Dow component The Home Depot, Inc. (HD) reports first quarter 2020 earnings on Tuesday, May 19, with analysts looking for earnings per share (EPS) of $2.26 on $27.5 billion in revenue. The stock sold off after testing the bull market high in reaction to February's fourth quarter 2019 report, with shareholders hitting the exits after the company lowered annual guidance. The bottom dropped out less than two weeks later, with a 42% decline into mid-March.
The home improvement giant has cut hours in order to restock shelves and perform cleaning services during the coronavirus pandemic. It has received two Wall Street upgrades and one downgrade since the last earnings report, with bullish analysts expecting a rapid recovery. However, the loss of over 20 million jobs has generated an instant housing crisis, with furloughed workers forced to cut back on plans to buy a home or renovate an existing property.
The stock bounced strongly off the March low, retracing more than 90% of the distance back to the 2020 high, with investors viewing the company as a potential winner during a recessionary period. Accumulation has nearly matched positive price action, setting up supportive conditions for an eventual breakout above resistance. However, it hasn't posted a single higher low in the past two months, predicting a multi-week pullback prior to a sustained uptrend.
HD Long-Term Chart (2000 – 2020)
A powerful uptrend posted an incredible nine stock splits between 1987 and 1999, with rapid growth underpinned by the paradigm shift away from small hardware stores into big box home improvement centers. The advance finally topped out at $70.00 in April 2000, marking the highest high for the next 13 years, ahead of a complex decline that carved a series of lower highs and lower lows into February 2003's five-year low at $20.10.
A modest recovery wave stalled near the 50% sell-off retracement level in 2004, while three breakout attempts into 2007 failed, yielding renewed downside that accelerated during the 2008 economic collapse. The vertical downdraft undercut the 2003 low by three points before finding support, posting an 11-year low ahead of a choppy uptick that took more than three years to complete a round trip into the prior high.
A 2012 breakout ended in the low $80s in 2013, yielding a triangular basing pattern, followed by a secondary breakout in the third quarter of 2014. The stock posted steady gains into January 2018 and stalled once again, with trade war headwinds affecting broad sentiment. It finally cleared resistance in August 2019, carving a shallow uptick that posted an all-time high at $247.36 in February 2020, just three days before the fourth quarter earnings report.
HD Short-Term Chart (2017 – 2020)
The decline into March violated deep support at the 50-month exponential moving average (EMA) before remounting that level at month's end.
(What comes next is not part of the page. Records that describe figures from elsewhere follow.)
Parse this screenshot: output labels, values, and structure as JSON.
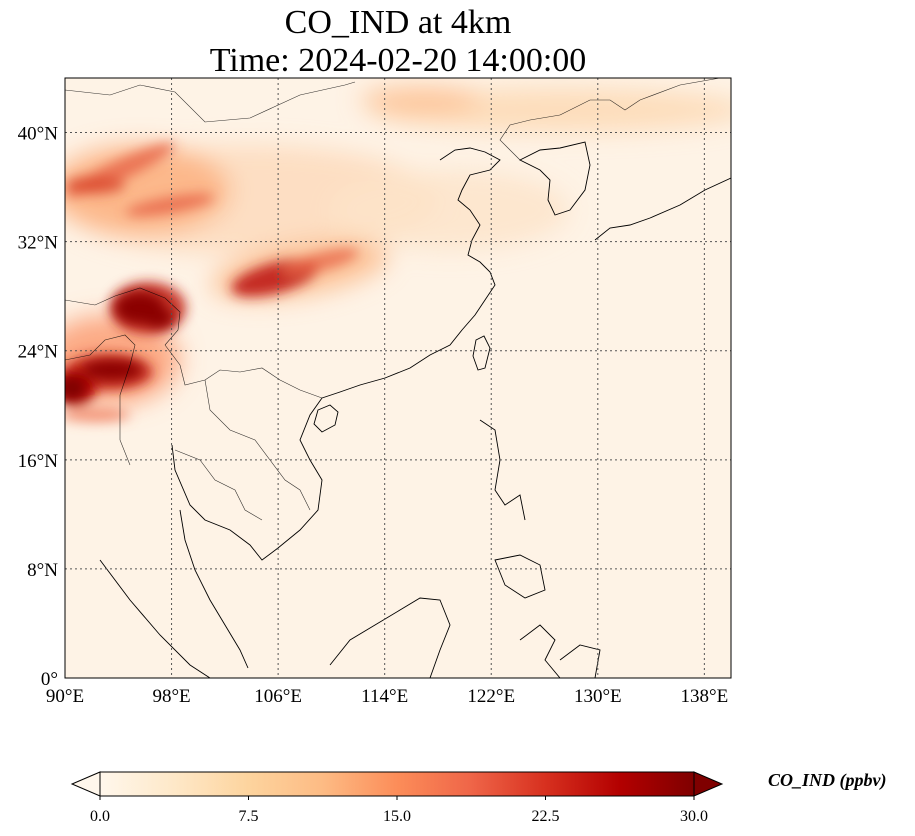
{
  "title": {
    "line1": "CO_IND at 4km",
    "line2": "Time: 2024-02-20 14:00:00"
  },
  "map": {
    "lon_range": [
      90,
      140
    ],
    "lat_range": [
      0,
      44
    ],
    "lon_ticks": [
      "90°E",
      "98°E",
      "106°E",
      "114°E",
      "122°E",
      "130°E",
      "138°E"
    ],
    "lat_ticks": [
      "0°",
      "8°N",
      "16°N",
      "24°N",
      "32°N",
      "40°N"
    ],
    "gridlines": true,
    "hotspots": [
      {
        "lon": 94.5,
        "lat": 27.3,
        "level": 30
      },
      {
        "lon": 93.5,
        "lat": 23.2,
        "level": 30
      },
      {
        "lon": 90.5,
        "lat": 22.0,
        "level": 30
      },
      {
        "lon": 104.0,
        "lat": 29.5,
        "level": 24
      },
      {
        "lon": 95.0,
        "lat": 37.0,
        "level": 18
      },
      {
        "lon": 97.0,
        "lat": 35.0,
        "level": 14
      },
      {
        "lon": 108.0,
        "lat": 31.0,
        "level": 14
      }
    ]
  },
  "colorbar": {
    "label": "CO_IND (ppbv)",
    "min": 0,
    "max": 30,
    "extend": "both",
    "colormap": "OrRd",
    "ticks": [
      "0.0",
      "7.5",
      "15.0",
      "22.5",
      "30.0"
    ],
    "colors": [
      "#fff7ec",
      "#fee8c8",
      "#fdd49e",
      "#fdbb84",
      "#fc8d59",
      "#ef6548",
      "#d7301f",
      "#b30000",
      "#7f0000"
    ]
  }
}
This constructive price action established a monthly stochastic buy cycle that's accelerating less than one week before the first quarter report. The uptick has also mounted the .786 Fibonacci sell-off retracement level, marking the final barrier ahead of a round trip into the bull market high. However, the narrowly aligned 50- and 200-day EMAs look like magnet targets during a pullback, suggesting that the $210 to $215 zone will offer a low-risk buying opportunity.
The on-balance volume (OBV) accumulation-distribution indicator posted a new high in January 2018 and entered a distribution phase, ahead of failed breakout attempts in June and September. OBV finally cleared that barrier in December 2019 and held new support through the first quarter decline. It hasn't reached the prior high during the bounce into mid-May but is well positioned to withstand a multi-week downturn before turning higher with advancing price.
The Bottom Line
Home Depot stock has nearly recovered from the first quarter rout and could break out to a bull market high in coming months.
Disclosure: The author held no positions in the aforementioned securities at the time of publication.